I've been using postfix+cyrus-sasl to send mail for a while, and frankly I'm not overly fond of it.  I'm thinking of switching to courier.  How well does it handle/support TLS/SSL, and is SMTP easy to configure (compared to postfix+cyrus-sasl)?

----------

## darkphader

What's not to like about Postfix?

Isn't the Courier-MTA somewhat monolithic, locking you into the whole package (courier's imap/pop3/etc.)? Seems to be overkill if you just want an MTA.

There are several books available for Postfix (all are good, one is very up-to-date), lots of howtos, online help, etc. No books for Courier-MTA (that I know of), and I don't see a lot of howtos for it when Googling.

I used to use courier-imap but switched to cyrus-imap (it has always performed better for me).

----------

## JC99

Isn't courier for maildirs? Are you using maildirs?

----------

## McManus

I'm currently using maildir with Postfix, so if Courier supports maildir, then great!

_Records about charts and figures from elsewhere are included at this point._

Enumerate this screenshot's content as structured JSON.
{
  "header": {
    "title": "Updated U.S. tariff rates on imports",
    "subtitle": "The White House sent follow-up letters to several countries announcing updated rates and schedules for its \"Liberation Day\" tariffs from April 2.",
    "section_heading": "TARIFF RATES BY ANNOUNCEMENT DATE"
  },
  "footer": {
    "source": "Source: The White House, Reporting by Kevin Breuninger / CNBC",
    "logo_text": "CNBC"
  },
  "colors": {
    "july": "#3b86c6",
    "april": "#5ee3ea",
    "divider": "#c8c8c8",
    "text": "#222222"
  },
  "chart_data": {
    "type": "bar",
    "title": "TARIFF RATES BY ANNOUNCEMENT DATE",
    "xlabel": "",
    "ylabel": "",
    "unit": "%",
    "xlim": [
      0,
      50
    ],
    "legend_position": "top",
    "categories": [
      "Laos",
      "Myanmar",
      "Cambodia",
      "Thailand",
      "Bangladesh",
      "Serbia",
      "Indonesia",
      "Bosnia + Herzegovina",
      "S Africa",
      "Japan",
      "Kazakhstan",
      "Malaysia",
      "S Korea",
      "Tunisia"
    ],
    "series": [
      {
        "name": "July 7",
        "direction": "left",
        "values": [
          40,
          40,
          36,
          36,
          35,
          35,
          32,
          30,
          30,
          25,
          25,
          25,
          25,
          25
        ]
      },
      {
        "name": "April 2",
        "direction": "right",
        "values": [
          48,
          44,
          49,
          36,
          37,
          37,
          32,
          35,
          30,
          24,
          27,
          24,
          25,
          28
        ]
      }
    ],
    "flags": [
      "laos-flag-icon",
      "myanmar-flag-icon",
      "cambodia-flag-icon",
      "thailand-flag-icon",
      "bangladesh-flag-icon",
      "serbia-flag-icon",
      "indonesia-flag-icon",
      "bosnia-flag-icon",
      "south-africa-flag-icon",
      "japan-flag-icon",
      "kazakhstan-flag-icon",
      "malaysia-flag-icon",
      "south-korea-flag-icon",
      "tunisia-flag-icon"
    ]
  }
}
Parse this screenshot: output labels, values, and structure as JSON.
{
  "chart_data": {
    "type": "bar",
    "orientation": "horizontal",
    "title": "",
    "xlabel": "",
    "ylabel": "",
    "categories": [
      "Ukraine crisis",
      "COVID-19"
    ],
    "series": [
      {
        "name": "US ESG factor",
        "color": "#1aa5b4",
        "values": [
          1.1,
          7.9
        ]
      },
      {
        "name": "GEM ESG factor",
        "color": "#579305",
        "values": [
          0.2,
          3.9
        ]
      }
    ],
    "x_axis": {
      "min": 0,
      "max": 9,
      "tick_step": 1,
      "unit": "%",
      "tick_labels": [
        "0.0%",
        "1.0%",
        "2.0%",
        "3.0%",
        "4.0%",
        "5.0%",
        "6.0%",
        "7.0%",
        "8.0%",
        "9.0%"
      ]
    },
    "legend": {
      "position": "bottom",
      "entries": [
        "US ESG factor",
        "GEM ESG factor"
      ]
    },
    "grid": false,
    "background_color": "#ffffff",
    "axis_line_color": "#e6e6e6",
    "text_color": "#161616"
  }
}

Postfix itself is fine, it's just that to get TLS/SSL support it seems like I have to use Cyrus-SASL, which I'm _not_ fond of.  At least, I can't find _good_ documentation about it.

I was just curious as to how Courier compared to Postfix in that regard.  The way I see it, I'm already using Courier-IMAP and Courier-authlib, except with Postfix.  Why not switch to Courier as an MTA as well?

Besides, bloated is fine if it works better and is easier to configure, no?

----------

## JC99

I use qmail and courier and that combo works great

----------

## darkphader

 *McManus wrote:*   

> Postfix itself is fine, it's just that to get TLS/SSL support it seems like I have to use Cyrus-SASL, which I'm _not_ fond of.  At least, I can't find _good_ documentation about it.
> 
> I was just curious as to how Courier compared to Postfix in that regard.  The way I see it, I'm already using Courier-IMAP and Courier-authlib, except with Postfix.  Why not switch to Courier as an MTA as well?
> 
> Besides, bloated is fine if it works better and is easier to configure, no?

 

TLS/SSL and SMTP Auth (SASL) are separate (and there is an ssl and an sasl USE flag). You can use one or the other or both. SMTP Auth (SASL) allows only authenticated clients to relay, TLS/SSL encrypts the data (passwords and content) to prevent snooping. Using both is the safest if you want roaming or dial-up users to relay through your server.

"The Book of Postfix" is great and handles these subjects with chapters on both SMTP Auth and TLS. Plus a Chapter dedicated to building a Postfix, Cysur-SASL, Courier Maildrop, and Courier IMAP company mail server.

As to why not to switch I can only say that Postfix may arguably be the most well regarded MTA around currently. It also has a lot of flexibility.

Easier to configure, if that's even the case, doesn't mean it works better. On the other hand, if you believe your bloated quote maybe Exchange Server is something you should look into  :Smile: 

----------